Aryna Sabalenka lost the "Battle of the Sexes" against Nick Kyrgios in their high-profile exhibition event on Sunday. She also may have lost the war.
Sabalenka played in the modern version of the "Battle of the Sexes" in Dubai this weekend, taking the court opposite Australian Nick Kyrgios. Kyrgios, who has played only seven matches in the past three years due to injuries, ended up besting the world No. 1 women's player 6-3, 6-3 in a low-stakes showdown that arguably didn't live up to its billing.
The match takes its name from a 1973 iconic showdown between Billie Jean King and Bobby Riggs, when King was championing for women's rights in tennis—including a female tour and equal pay—amid a starkly different cultural era. King won in straight sets.

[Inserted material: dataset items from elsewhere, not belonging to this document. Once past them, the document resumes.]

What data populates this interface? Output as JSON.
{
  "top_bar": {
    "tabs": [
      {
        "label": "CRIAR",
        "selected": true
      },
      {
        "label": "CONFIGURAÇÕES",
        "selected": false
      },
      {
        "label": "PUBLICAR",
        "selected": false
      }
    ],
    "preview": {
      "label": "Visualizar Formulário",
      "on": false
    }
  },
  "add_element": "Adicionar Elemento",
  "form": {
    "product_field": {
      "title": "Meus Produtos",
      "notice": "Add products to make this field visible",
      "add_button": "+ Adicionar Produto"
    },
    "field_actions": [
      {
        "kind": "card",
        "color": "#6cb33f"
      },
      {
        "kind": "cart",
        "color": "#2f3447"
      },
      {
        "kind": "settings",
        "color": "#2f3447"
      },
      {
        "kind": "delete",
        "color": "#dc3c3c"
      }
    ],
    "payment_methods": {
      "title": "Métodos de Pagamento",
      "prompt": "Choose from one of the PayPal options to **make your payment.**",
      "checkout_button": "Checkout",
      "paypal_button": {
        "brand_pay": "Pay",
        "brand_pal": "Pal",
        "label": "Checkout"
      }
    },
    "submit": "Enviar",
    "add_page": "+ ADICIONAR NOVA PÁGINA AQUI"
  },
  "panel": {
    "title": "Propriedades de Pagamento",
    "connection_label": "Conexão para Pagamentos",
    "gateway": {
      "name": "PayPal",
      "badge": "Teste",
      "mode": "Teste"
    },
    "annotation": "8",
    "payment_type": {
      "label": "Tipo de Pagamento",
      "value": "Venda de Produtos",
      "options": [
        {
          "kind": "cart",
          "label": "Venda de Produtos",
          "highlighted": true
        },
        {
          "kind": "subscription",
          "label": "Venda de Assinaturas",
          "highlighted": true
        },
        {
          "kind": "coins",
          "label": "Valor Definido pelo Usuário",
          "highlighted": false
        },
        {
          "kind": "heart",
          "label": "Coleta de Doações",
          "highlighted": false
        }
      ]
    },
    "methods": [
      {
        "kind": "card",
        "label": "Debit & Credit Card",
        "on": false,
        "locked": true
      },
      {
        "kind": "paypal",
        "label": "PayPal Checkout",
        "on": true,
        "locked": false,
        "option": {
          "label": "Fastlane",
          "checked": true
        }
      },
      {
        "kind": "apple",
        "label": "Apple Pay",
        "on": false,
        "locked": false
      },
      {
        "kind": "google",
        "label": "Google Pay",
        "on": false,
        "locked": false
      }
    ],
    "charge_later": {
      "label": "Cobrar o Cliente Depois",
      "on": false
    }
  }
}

After Sabalenka's "Battle of the Sexes" loss, she fired back at critics of the match, saying that she didn't understand how the event could be viewed in a negative light.

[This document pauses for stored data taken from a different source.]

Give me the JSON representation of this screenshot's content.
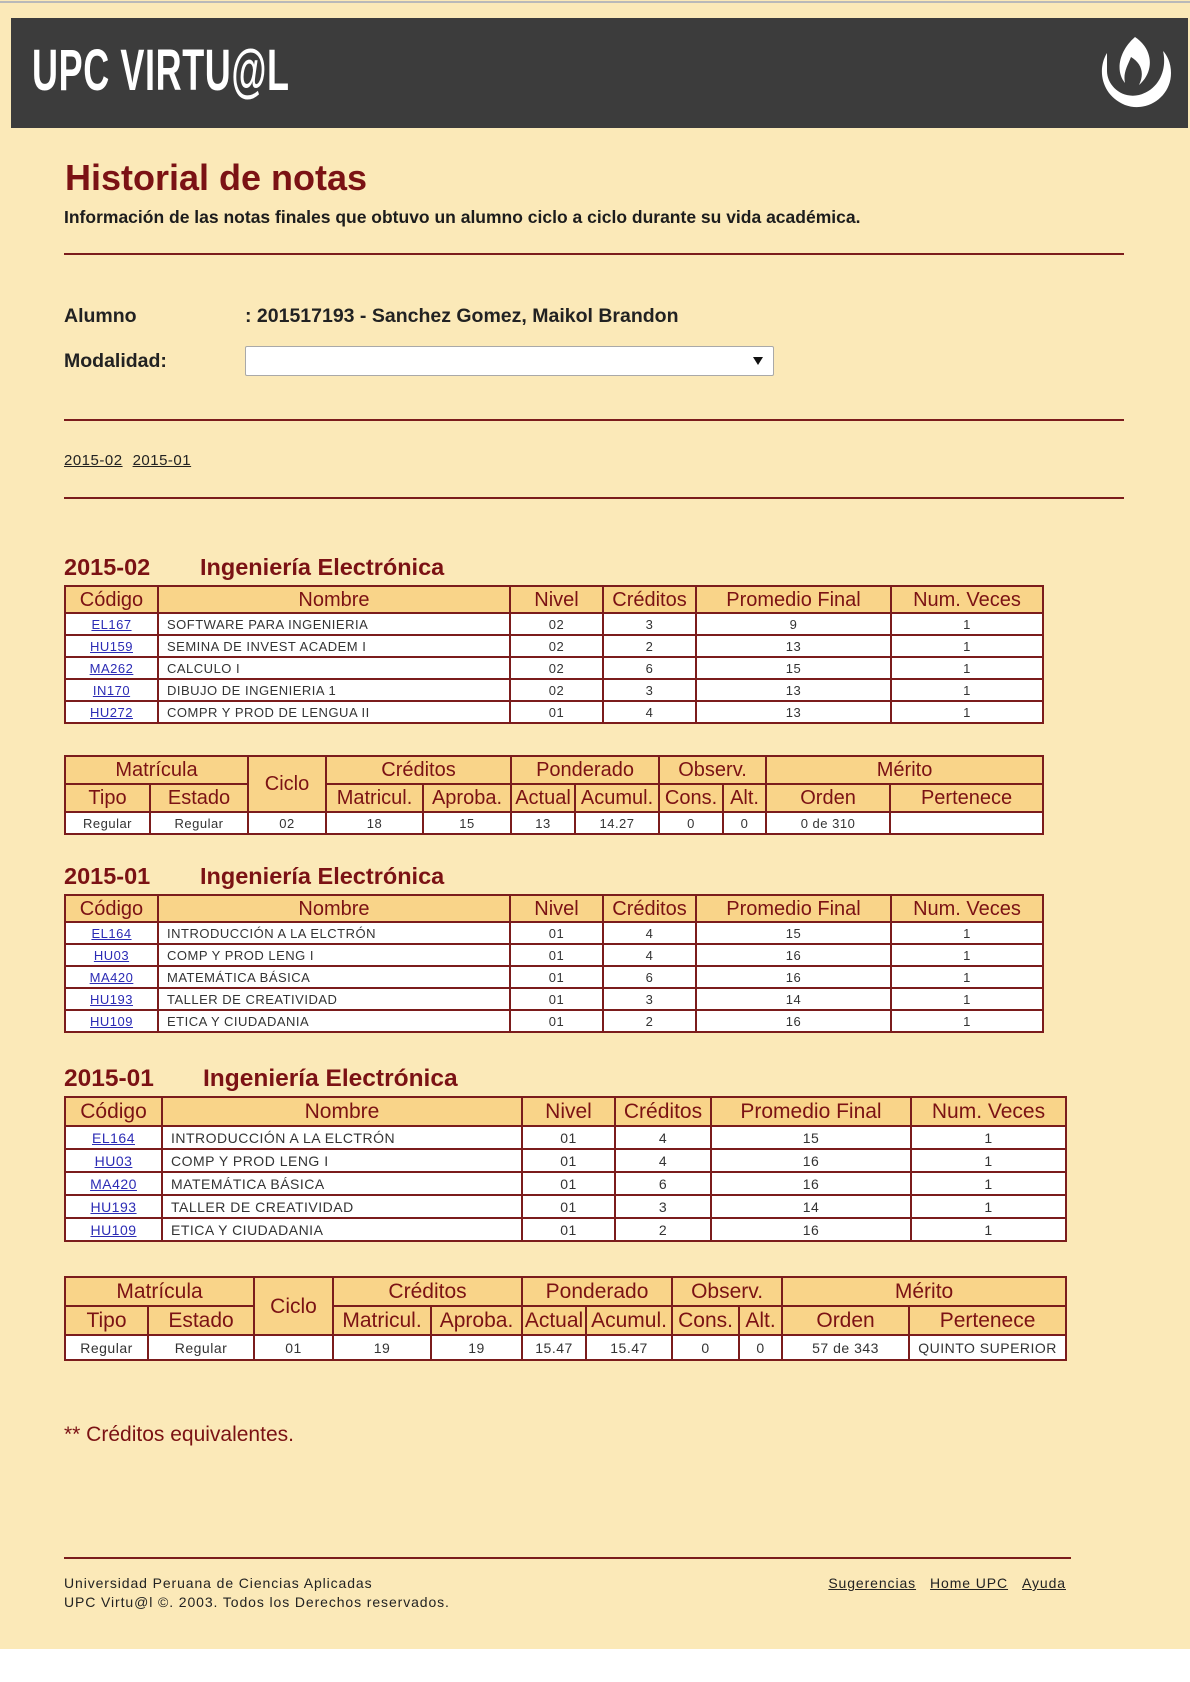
{
  "header": {
    "logo_text": "UPC VIRTU@L",
    "logo_icon": "upc-logo-icon"
  },
  "page": {
    "title": "Historial de notas",
    "subtitle": "Información de las notas finales que obtuvo un alumno ciclo a ciclo durante su vida académica."
  },
  "student": {
    "alumno_label": "Alumno",
    "alumno_value": ": 201517193 - Sanchez Gomez, Maikol Brandon",
    "modalidad_label": "Modalidad:",
    "dropdown_icon": "chevron-down-icon"
  },
  "period_links": [
    "2015-02",
    "2015-01"
  ],
  "course_columns": [
    "Código",
    "Nombre",
    "Nivel",
    "Créditos",
    "Promedio Final",
    "Num. Veces"
  ],
  "summary_columns": {
    "groups": [
      "Matrícula",
      "Ciclo",
      "Créditos",
      "Ponderado",
      "Observ.",
      "Mérito"
    ],
    "sub": [
      "Tipo",
      "Estado",
      "Matricul.",
      "Aproba.",
      "Actual",
      "Acumul.",
      "Cons.",
      "Alt.",
      "Orden",
      "Pertenece"
    ]
  },
  "sections": [
    {
      "period": "2015-02",
      "career": "Ingeniería Electrónica",
      "courses": [
        {
          "code": "EL167",
          "name": "SOFTWARE PARA INGENIERIA",
          "nivel": "02",
          "creditos": "3",
          "promedio": "9",
          "veces": "1"
        },
        {
          "code": "HU159",
          "name": "SEMINA DE INVEST ACADEM I",
          "nivel": "02",
          "creditos": "2",
          "promedio": "13",
          "veces": "1"
        },
        {
          "code": "MA262",
          "name": "CALCULO I",
          "nivel": "02",
          "creditos": "6",
          "promedio": "15",
          "veces": "1"
        },
        {
          "code": "IN170",
          "name": "DIBUJO DE INGENIERIA 1",
          "nivel": "02",
          "creditos": "3",
          "promedio": "13",
          "veces": "1"
        },
        {
          "code": "HU272",
          "name": "COMPR Y PROD DE LENGUA II",
          "nivel": "01",
          "creditos": "4",
          "promedio": "13",
          "veces": "1"
        }
      ],
      "summary": {
        "tipo": "Regular",
        "estado": "Regular",
        "ciclo": "02",
        "matricul": "18",
        "aproba": "15",
        "actual": "13",
        "acumul": "14.27",
        "cons": "0",
        "alt": "0",
        "orden": "0 de 310",
        "pertenece": ""
      }
    },
    {
      "period": "2015-01",
      "career": "Ingeniería Electrónica",
      "courses": [
        {
          "code": "EL164",
          "name": "INTRODUCCIÓN A LA ELCTRÓN",
          "nivel": "01",
          "creditos": "4",
          "promedio": "15",
          "veces": "1"
        },
        {
          "code": "HU03",
          "name": "COMP Y PROD LENG I",
          "nivel": "01",
          "creditos": "4",
          "promedio": "16",
          "veces": "1"
        },
        {
          "code": "MA420",
          "name": "MATEMÁTICA BÁSICA",
          "nivel": "01",
          "creditos": "6",
          "promedio": "16",
          "veces": "1"
        },
        {
          "code": "HU193",
          "name": "TALLER DE CREATIVIDAD",
          "nivel": "01",
          "creditos": "3",
          "promedio": "14",
          "veces": "1"
        },
        {
          "code": "HU109",
          "name": "ETICA Y CIUDADANIA",
          "nivel": "01",
          "creditos": "2",
          "promedio": "16",
          "veces": "1"
        }
      ],
      "summary": null
    },
    {
      "period": "2015-01",
      "career": "Ingeniería Electrónica",
      "courses": [
        {
          "code": "EL164",
          "name": "INTRODUCCIÓN A LA ELCTRÓN",
          "nivel": "01",
          "creditos": "4",
          "promedio": "15",
          "veces": "1"
        },
        {
          "code": "HU03",
          "name": "COMP Y PROD LENG I",
          "nivel": "01",
          "creditos": "4",
          "promedio": "16",
          "veces": "1"
        },
        {
          "code": "MA420",
          "name": "MATEMÁTICA BÁSICA",
          "nivel": "01",
          "creditos": "6",
          "promedio": "16",
          "veces": "1"
        },
        {
          "code": "HU193",
          "name": "TALLER DE CREATIVIDAD",
          "nivel": "01",
          "creditos": "3",
          "promedio": "14",
          "veces": "1"
        },
        {
          "code": "HU109",
          "name": "ETICA Y CIUDADANIA",
          "nivel": "01",
          "creditos": "2",
          "promedio": "16",
          "veces": "1"
        }
      ],
      "summary": {
        "tipo": "Regular",
        "estado": "Regular",
        "ciclo": "01",
        "matricul": "19",
        "aproba": "19",
        "actual": "15.47",
        "acumul": "15.47",
        "cons": "0",
        "alt": "0",
        "orden": "57 de 343",
        "pertenece": "QUINTO SUPERIOR"
      }
    }
  ],
  "note": "** Créditos equivalentes.",
  "footer": {
    "line1": "Universidad Peruana de Ciencias Aplicadas",
    "line2": "UPC Virtu@l ©. 2003. Todos los Derechos reservados.",
    "links": [
      "Sugerencias",
      "Home UPC",
      "Ayuda"
    ]
  },
  "colors": {
    "background": "#FBE9B8",
    "header_bar": "#3C3C3C",
    "accent": "#7B1214",
    "table_header": "#F9D489",
    "table_border": "#7B1C1C",
    "link": "#2B2BB5"
  }
}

"I don't understand how people were able to find something negative in this event," Sabalenka said. "I was playing great tennis. It was an entertaining match. Yeah, he won the match, but I showed great tennis. It wasn't like 6-0, 6-0. It was a great fight. It was interesting to watch. It brought more eyes on tennis. ... I felt like we just brought more attention to our sport, I don't see how it can be bad, how you can talk negative about this."
"I think the idea behind it is to help our sport and show tennis from a different side, that tennis events can be more fun, more entertaining, and we can make it almost as big as Grand Slam matches. I think that the attention we built up to this event was not less than a Grand Slam final."
"I don't understand how people were able to find something negative in this event."
— BBC Sport (@BBCSport) December 29, 2025
Battle of the Sexes has sure got people talking 😅 Agree with Aryna Sabalenka? pic.twitter.com/GBB12OyVoV
Kyrgios agreed with Sabalenka, telling reporters after the match, "There's nothing but positives that can be taken away from this."
Sabalenka and Kyrgios's clash may have been a marquee spectacle for casual and die-hard tennis fans alike, but it could hardly be considered a watershed moment for gender equality, as King and Riggs's was.
King herself said as much when discussing the modern iteration of the "Battle of the Sexes":
"The only similarity is that one is a boy and one is a girl. That's it. Everything else, no," King told BBC. "Ours was about social change; culturally, where we were in 1973. This one is not. I hope it's a great match—I want Sabalenka, obviously, to win—but it's just not the same."
Whereas Sabalenka's event was tied to engagement and entertainment value, King's was rooted in the very real social battle taking place during the height of the women's rights movement in the 70s. Not helping matters was the fact that Kyrgios has previously spoken out against equal pay in tennis, and that the rules of their "Battle of the Sexes" match were slightly modified: Sabalenka's side of the court was roughly 10% smaller than Kyrgios's.
Over 50 years after King famously won her "Battle of the Sexes" showdown, there seems to be more controversy about the diminished significance and relevance of the event and what it represents—or fails to represent—in the modern era. It'll be interesting to see if there'll be another like it in the future.